One great way to communicate is through stories, which are more compelling than facts alone.*
Case studies show how you solve problems. You want to be known through a convincing narrative, clear information, and significant metrics.
To build strong case studies, clarify the objective, describe the strategy, and show the results. Consider these additional components:
Headline. Emphasize your impact with the reader. Separate the ideas of results and impact. For example, while “15% more sales” is great, a client’s testimonial they “conquered a new category” is more powerful.
Simulation. Get readers to imagine themselves in the scenario. Provide details, cues, and other stimuli to bring them into your story. If you’re more a factualist, then lean on creative people.
Visualize. Include charts and graphics to tell a more convincing story. Add pictures, audio, an/or video to make the story more relatable and the learning more diverse (i.e. people discover new ideas in different ways). Align any visuals with your demographics (industry and people).
Voice. Understand and communicate through your client’s perspective. Explain the impact and include at least one quote (which actually captures an actual voice).

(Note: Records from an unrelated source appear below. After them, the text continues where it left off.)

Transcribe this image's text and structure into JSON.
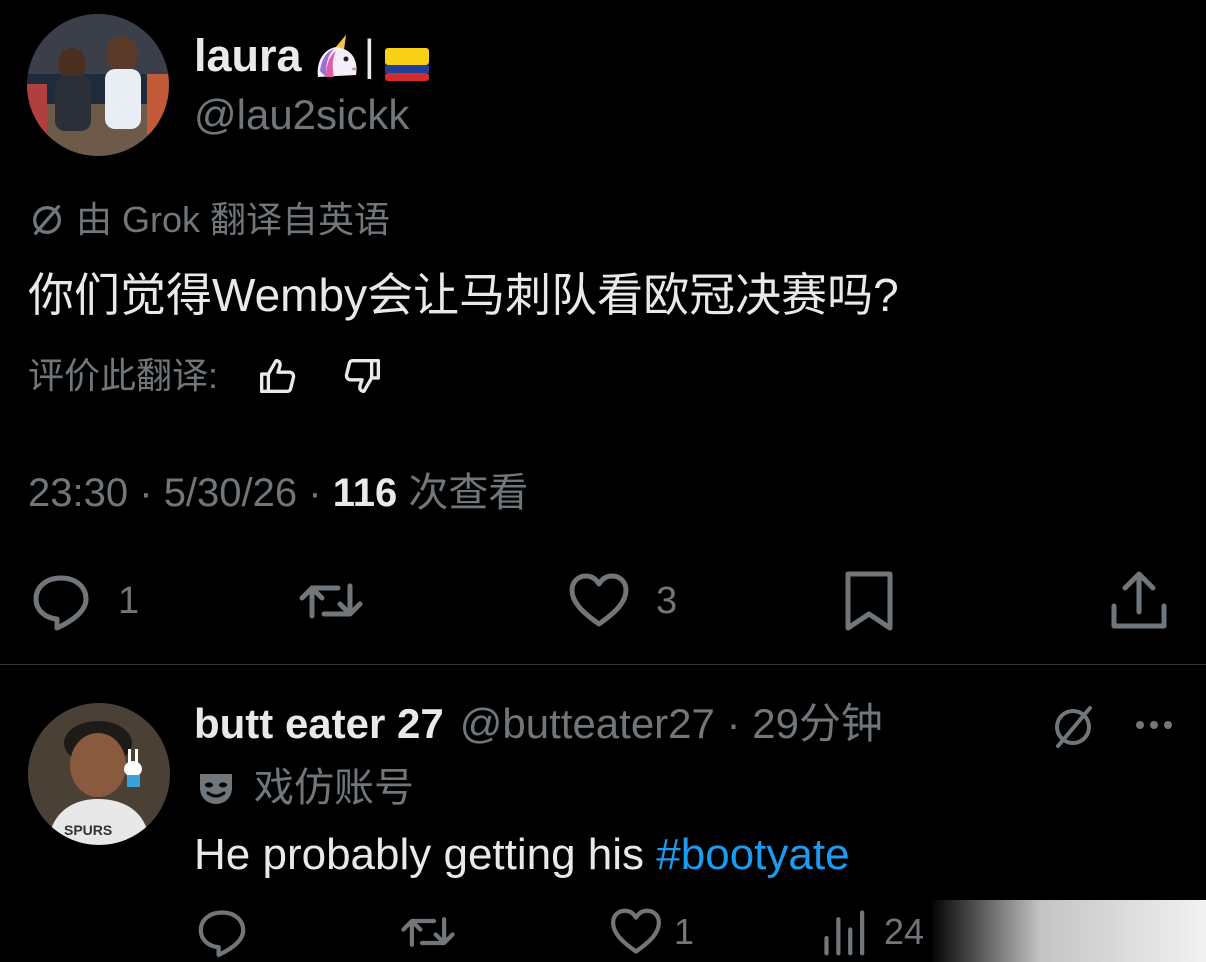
{
  "main_tweet": {
    "display_name": "laura",
    "name_separator": "|",
    "handle": "@lau2sickk",
    "translated_by_label": "由 Grok 翻译自英语",
    "text": "你们觉得Wemby会让马刺队看欧冠决赛吗?",
    "rate_translation_label": "评价此翻译:",
    "time": "23:30",
    "date": "5/30/26",
    "dot_separator": "·",
    "views_count": "116",
    "views_label": "次查看",
    "actions": {
      "reply_count": "1",
      "like_count": "3"
    },
    "icons": [
      "verified-translation-icon",
      "thumbs-up-icon",
      "thumbs-down-icon",
      "reply-icon",
      "retweet-icon",
      "like-icon",
      "bookmark-icon",
      "share-icon",
      "unicorn-emoji",
      "colombia-flag-emoji"
    ]
  },
  "reply": {
    "display_name": "butt eater 27",
    "handle_time": "@butteater27 · 29分钟",
    "parody_label": "戏仿账号",
    "text_prefix": "He probably getting his ",
    "hashtag": "#bootyate",
    "actions": {
      "like_count": "1",
      "views_count": "24"
    }
  },
  "colors": {
    "background": "#000000",
    "primary_text": "#e7e9ea",
    "secondary_text": "#71767b",
    "link": "#1d9bf0",
    "divider": "#2f3336"
  }
}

Concise. Rely on clear points and bullets to crisply describe the challenge and the results.
Emotional. Feature the problems you solved, and the outcomes reached in the format of a challenge conquered, a crucial connection, or a critical creative. Choose one of these themes as a foundation.

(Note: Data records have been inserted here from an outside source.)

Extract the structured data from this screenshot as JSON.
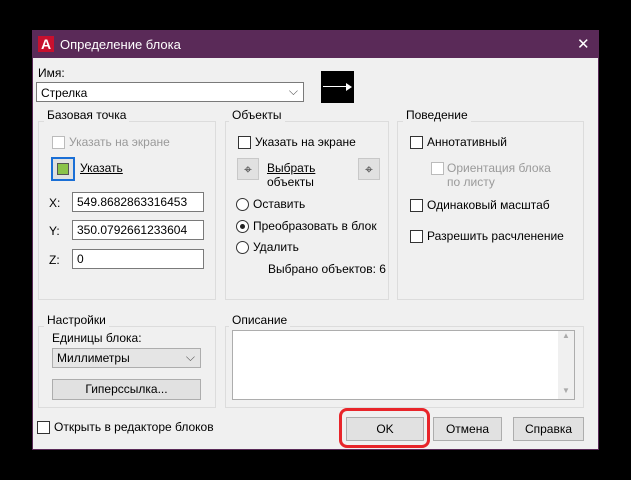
{
  "window": {
    "title": "Определение блока",
    "close": "✕"
  },
  "name": {
    "label": "Имя:",
    "value": "Стрелка"
  },
  "base_point": {
    "legend": "Базовая точка",
    "specify_on_screen": "Указать на экране",
    "pick": "Указать",
    "x_label": "X:",
    "x": "549.8682863316453",
    "y_label": "Y:",
    "y": "350.0792661233604",
    "z_label": "Z:",
    "z": "0"
  },
  "objects": {
    "legend": "Объекты",
    "specify_on_screen": "Указать на экране",
    "select_line1": "Выбрать",
    "select_line2": "объекты",
    "retain": "Оставить",
    "convert": "Преобразовать в блок",
    "delete": "Удалить",
    "selected_count": "Выбрано объектов: 6"
  },
  "behavior": {
    "legend": "Поведение",
    "annotative": "Аннотативный",
    "orient_line1": "Ориентация блока",
    "orient_line2": "по листу",
    "uniform_scale": "Одинаковый масштаб",
    "allow_explode": "Разрешить расчленение"
  },
  "settings": {
    "legend": "Настройки",
    "units_label": "Единицы блока:",
    "units_value": "Миллиметры",
    "hyperlink": "Гиперссылка..."
  },
  "description": {
    "legend": "Описание",
    "value": ""
  },
  "footer": {
    "open_in_editor": "Открыть в редакторе блоков",
    "ok": "OK",
    "cancel": "Отмена",
    "help": "Справка"
  },
  "colors": {
    "title_bar": "#5a2a58",
    "highlight": "#e8252a"
  }
}
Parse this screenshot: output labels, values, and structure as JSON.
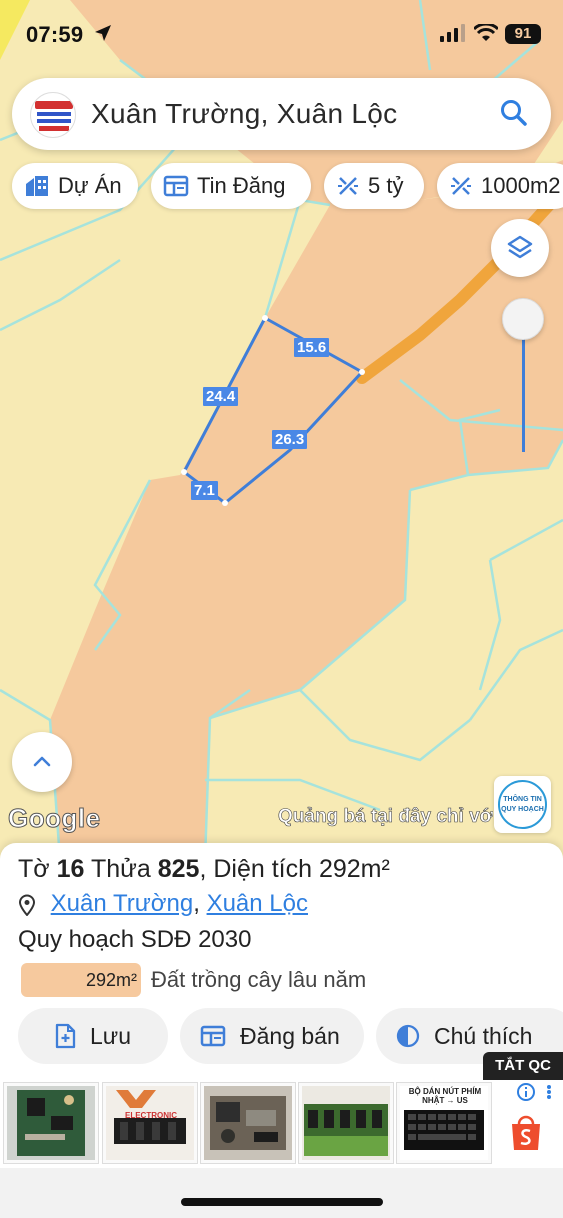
{
  "status_bar": {
    "time": "07:59",
    "battery": "91"
  },
  "search": {
    "title": "Xuân Trường, Xuân Lộc"
  },
  "chips": [
    {
      "label": "Dự Án",
      "icon": "building-icon"
    },
    {
      "label": "Tin Đăng",
      "icon": "newspaper-icon"
    },
    {
      "label": "5 tỷ",
      "icon": "price-filter-icon"
    },
    {
      "label": "1000m2",
      "icon": "area-filter-icon"
    }
  ],
  "map": {
    "edge_labels": [
      "15.6",
      "24.4",
      "26.3",
      "7.1"
    ],
    "attribution": "Google",
    "promo": "Quảng bá tại đây chỉ với",
    "info_button": {
      "line1": "THÔNG TIN",
      "line2": "QUY HOẠCH"
    },
    "colors": {
      "land": "#f5c99d",
      "background": "#f7eab4",
      "road": "#f0a53c",
      "parcel_edge": "#3f7ed8",
      "boundary": "#a6e3dc"
    }
  },
  "parcel": {
    "sheet_label": "Tờ",
    "sheet_no": "16",
    "plot_label": "Thửa",
    "plot_no": "825",
    "area_label": "Diện tích",
    "area": "292m²"
  },
  "address": {
    "ward": "Xuân Trường",
    "district": "Xuân Lộc"
  },
  "planning": {
    "title": "Quy hoạch SDĐ 2030",
    "area": "292m²",
    "land_use": "Đất trồng cây lâu năm",
    "color": "#f6c99e"
  },
  "actions": [
    {
      "label": "Lưu",
      "icon": "file-add-icon"
    },
    {
      "label": "Đăng bán",
      "icon": "post-icon"
    },
    {
      "label": "Chú thích",
      "icon": "contrast-icon"
    }
  ],
  "ads": {
    "close_label": "TẮT QC",
    "items": [
      "circuit-board",
      "electronic-parts",
      "power-supply-board",
      "ram-module",
      "laptop-keyboard"
    ],
    "captions": [
      "ELECTRONIC",
      "BỘ DÁN NÚT PHÍM NHẬT → US"
    ],
    "shop_icon": "shopee-icon"
  }
}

Engage. Leave the reader with a definite next step for action.
A case study elevates communication from sharing facts to allowing the viewer to live the experience. The right case study evokes an emotional response and a lasting memory.
* Thanks to Chip Heath and Dan Heath whose book 𝘔𝘢𝘥𝘦 𝘵𝘰 𝘚𝘵𝘪𝘤𝘬 taught me a ton about marketing (as I'm still learning). They describe powerful stories as being able to convey “simulation (knowledge about how to act) and inspiration (motivation to act).”